After I finished the block, I did a deep stash dive and pulled out a UFO that has been lingering there for years. I started these mittens at least four years ago, but kept getting discouraged on the cuffs and their time-consuming pattern. I vowed at New Years that I would finally finish them. I may not be skinny or able to run a 5k yet, but dang it, this UFO is finally a FO! How’s that for a resolution win?
Pattern: Grove (available for purchase on Ravelry).
Yarn: Berroco Comfort in Filbert Colorway
Needles: US 6 DPNs
Notes and Mods: The pattern has been updated since I purchased it, which is good because my copy had a couple of errors. This pattern is almost 100 percent charted, so if you can’t do charts, it might not be for you. Additionally, something about my copy made it impossible for my Knit Companion software to magic mark the charts, which slowed down my progress. Rather than removing the needles to turn these inside out for the three-needle bind-off, I just grafted the tops closed. As for sizing, my hands are on the smaller side, and these fit me perfectly. I noticed on Ravelry that others had to make modifications for sizing, and some changed the YO increases because they did not like the spaces they created. Overall, I love the stitch pattern, but if I make them again, I may modify the tops to be more rounded and even.
I ordered the kit for the Voyager Mystery Knit-a-Long last year, and it subsequently languished in my stash. After feeling guilty, I used the Ravellenics as an excuse to finally tackle it, and though I did not make my deadline, I’m glad this yarn kit did not get swallowed up into my stash black hole.

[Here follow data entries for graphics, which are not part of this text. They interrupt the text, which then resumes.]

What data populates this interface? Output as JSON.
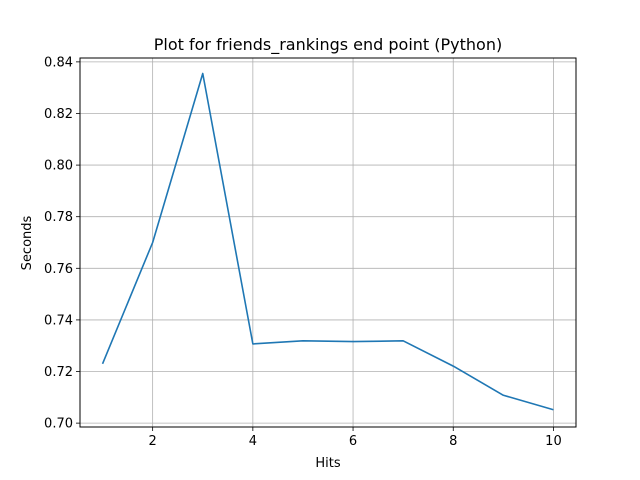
{
  "chart_data": {
    "type": "line",
    "title": "Plot for friends_rankings end point (Python)",
    "xlabel": "Hits",
    "ylabel": "Seconds",
    "xlim": [
      0.55,
      10.45
    ],
    "ylim": [
      0.6985,
      0.8415
    ],
    "xticks": [
      2,
      4,
      6,
      8,
      10
    ],
    "yticks": [
      0.7,
      0.72,
      0.74,
      0.76,
      0.78,
      0.8,
      0.82,
      0.84
    ],
    "xtick_labels": [
      "2",
      "4",
      "6",
      "8",
      "10"
    ],
    "ytick_labels": [
      "0.70",
      "0.72",
      "0.74",
      "0.76",
      "0.78",
      "0.80",
      "0.82",
      "0.84"
    ],
    "grid": true,
    "series": [
      {
        "color": "#1f77b4",
        "x": [
          1,
          2,
          3,
          4,
          5,
          6,
          7,
          8,
          9,
          10
        ],
        "values": [
          0.723,
          0.77,
          0.8355,
          0.7307,
          0.7319,
          0.7316,
          0.7319,
          0.7221,
          0.7108,
          0.7052
        ]
      }
    ]
  }
}
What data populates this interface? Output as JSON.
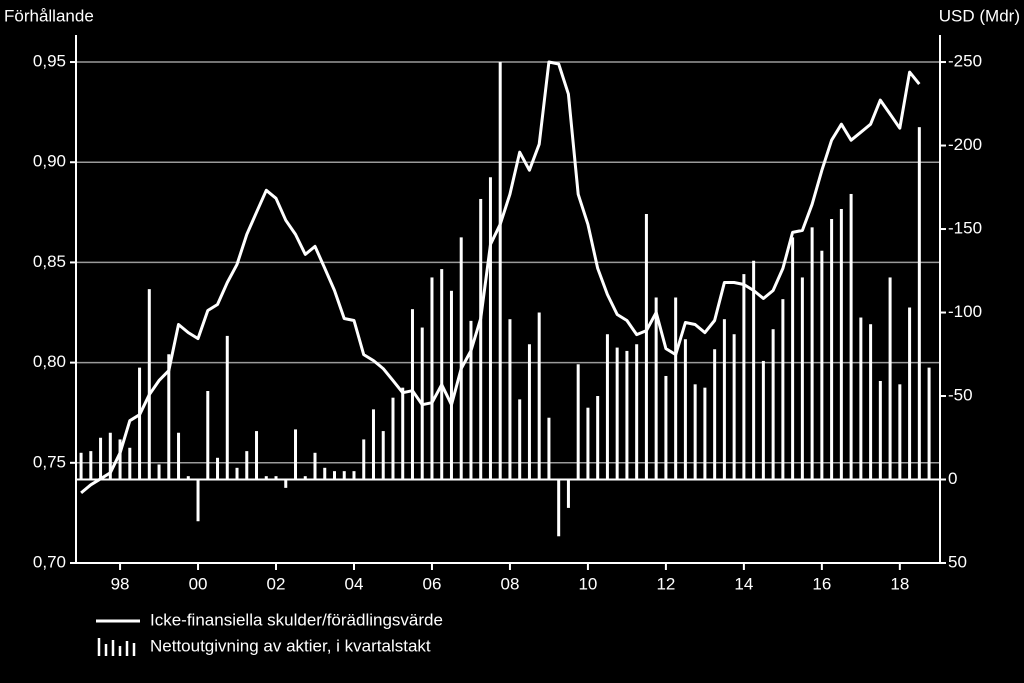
{
  "chart_data": {
    "type": "bar-line",
    "y_label": "Förhållande",
    "y2_label": "USD (Mdr)",
    "x": [
      1997,
      1997.25,
      1997.5,
      1997.75,
      1998,
      1998.25,
      1998.5,
      1998.75,
      1999,
      1999.25,
      1999.5,
      1999.75,
      2000,
      2000.25,
      2000.5,
      2000.75,
      2001,
      2001.25,
      2001.5,
      2001.75,
      2002,
      2002.25,
      2002.5,
      2002.75,
      2003,
      2003.25,
      2003.5,
      2003.75,
      2004,
      2004.25,
      2004.5,
      2004.75,
      2005,
      2005.25,
      2005.5,
      2005.75,
      2006,
      2006.25,
      2006.5,
      2006.75,
      2007,
      2007.25,
      2007.5,
      2007.75,
      2008,
      2008.25,
      2008.5,
      2008.75,
      2009,
      2009.25,
      2009.5,
      2009.75,
      2010,
      2010.25,
      2010.5,
      2010.75,
      2011,
      2011.25,
      2011.5,
      2011.75,
      2012,
      2012.25,
      2012.5,
      2012.75,
      2013,
      2013.25,
      2013.5,
      2013.75,
      2014,
      2014.25,
      2014.5,
      2014.75,
      2015,
      2015.25,
      2015.5,
      2015.75,
      2016,
      2016.25,
      2016.5,
      2016.75,
      2017,
      2017.25,
      2017.5,
      2017.75,
      2018,
      2018.25,
      2018.5,
      2018.75
    ],
    "series": [
      {
        "name": "Icke-finansiella skulder/förädlingsvärde",
        "type": "line",
        "color": "#ffffff",
        "values": [
          0.735,
          0.739,
          0.742,
          0.745,
          0.755,
          0.771,
          0.774,
          0.784,
          0.791,
          0.796,
          0.819,
          0.815,
          0.812,
          0.826,
          0.829,
          0.84,
          0.849,
          0.864,
          0.875,
          0.886,
          0.882,
          0.871,
          0.864,
          0.854,
          0.858,
          0.847,
          0.836,
          0.822,
          0.821,
          0.804,
          0.801,
          0.797,
          0.791,
          0.785,
          0.786,
          0.779,
          0.78,
          0.789,
          0.779,
          0.797,
          0.806,
          0.822,
          0.859,
          0.869,
          0.884,
          0.905,
          0.896,
          0.909,
          0.95,
          0.949,
          0.934,
          0.884,
          0.869,
          0.847,
          0.834,
          0.824,
          0.821,
          0.814,
          0.816,
          0.825,
          0.807,
          0.804,
          0.82,
          0.819,
          0.815,
          0.821,
          0.84,
          0.84,
          0.839,
          0.836,
          0.832,
          0.836,
          0.847,
          0.865,
          0.866,
          0.879,
          0.896,
          0.911,
          0.919,
          0.911,
          0.915,
          0.919,
          0.931,
          0.924,
          0.917,
          0.945,
          0.939,
          null
        ]
      },
      {
        "name": "Nettoutgivning av aktier, i kvartalstakt",
        "type": "bar",
        "axis": "y2",
        "color": "#ffffff",
        "values": [
          -16,
          -17,
          -25,
          -28,
          -24,
          -19,
          -67,
          -114,
          -9,
          -75,
          -28,
          -2,
          25,
          -53,
          -13,
          -86,
          -7,
          -17,
          -29,
          -2,
          -2,
          5,
          -30,
          -2,
          -16,
          -7,
          -5,
          -5,
          -5,
          -24,
          -42,
          -29,
          -49,
          -55,
          -102,
          -91,
          -121,
          -126,
          -113,
          -145,
          -95,
          -168,
          -181,
          -250,
          -96,
          -48,
          -81,
          -100,
          -37,
          34,
          17,
          -69,
          -43,
          -50,
          -87,
          -79,
          -77,
          -81,
          -159,
          -109,
          -62,
          -109,
          -84,
          -57,
          -55,
          -78,
          -96,
          -87,
          -123,
          -131,
          -71,
          -90,
          -108,
          -145,
          -121,
          -151,
          -137,
          -156,
          -162,
          -171,
          -97,
          -93,
          -59,
          -121,
          -57,
          -103,
          -211,
          -67
        ]
      }
    ],
    "xlim": [
      1996.87,
      2019.03
    ],
    "xticks": [
      {
        "value": 1998,
        "label": "98"
      },
      {
        "value": 2000,
        "label": "00"
      },
      {
        "value": 2002,
        "label": "02"
      },
      {
        "value": 2004,
        "label": "04"
      },
      {
        "value": 2006,
        "label": "06"
      },
      {
        "value": 2008,
        "label": "08"
      },
      {
        "value": 2010,
        "label": "10"
      },
      {
        "value": 2012,
        "label": "12"
      },
      {
        "value": 2014,
        "label": "14"
      },
      {
        "value": 2016,
        "label": "16"
      },
      {
        "value": 2018,
        "label": "18"
      }
    ],
    "ylim": [
      0.7,
      0.96
    ],
    "yticks": [
      {
        "value": 0.7,
        "label": "0,70"
      },
      {
        "value": 0.75,
        "label": "0,75"
      },
      {
        "value": 0.8,
        "label": "0,80"
      },
      {
        "value": 0.85,
        "label": "0,85"
      },
      {
        "value": 0.9,
        "label": "0,90"
      },
      {
        "value": 0.95,
        "label": "0,95"
      }
    ],
    "y2lim": [
      50,
      -262
    ],
    "y2ticks": [
      -250,
      -200,
      -150,
      -100,
      -50,
      0,
      50
    ],
    "grid": true
  }
}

Pattern: Voyager MKAL (inspired by Season 3 of Outlander). Available for purchase on Ravelry.
Yarn: Lorna’s Laces Shepherd Sock and String Quintet in the exclusive Voyager colorway kit. I’m not sure if the kits is still available, or of Lorna’s Laces can hook you up with the colors.
Needles: US 4
Notes and Mods: No mods on this one, though I’m on the fence about a-symmetrical shawls, but that’s just personal preference. The slipped stitch techniques made for an interesting fabric, and the lace offered a nice break. But dang if weaving in the ends didn’t take foooor-evvvvv-errrr. Good project, but I’m ready to take a break from fingering weight shawls for a while.
**Knitting readers, just as an FYI, I updated this post about Yarnbox versus Knitcrate. While I may give Knitcrate another try after having to break up with Yarnbox, I’m interested to hear any recommendations on other yarn subscriptions, so drop a comment if you have one**
I finished up a couple of knits, just in time to cast on my project for the Ravellenics, which is plodding along:
Pattern: Copycat C.C. Beanie (pattern available for free on Ravelry)
Yarn: Berroco Vintage in Paprika colorway
Needles: US 8
Notes/Mods: Knitted as written, and it was my first time doing a provisional cast on. Pattern is super-easy. Many people add a faux fur pompom on top, but I decided to pass on that.
Pattern: The PussyHat Project (Also free on Ravelry)
Yarn: Brown Sheep Natures Spun Worsted in Cherry Delight Colorway
Needles: US 7 and 8
Notes and Mods: I had no desire to seam a hat, so I stalked other projects on Ravelry and adapted the pattern to knit in the round with a three-needle bind off. I made the brim too long, but doubled over, it fits Bean perfectly. If I make another for myself, I’ll shorten the brim a little to ensure the hat fits as intended.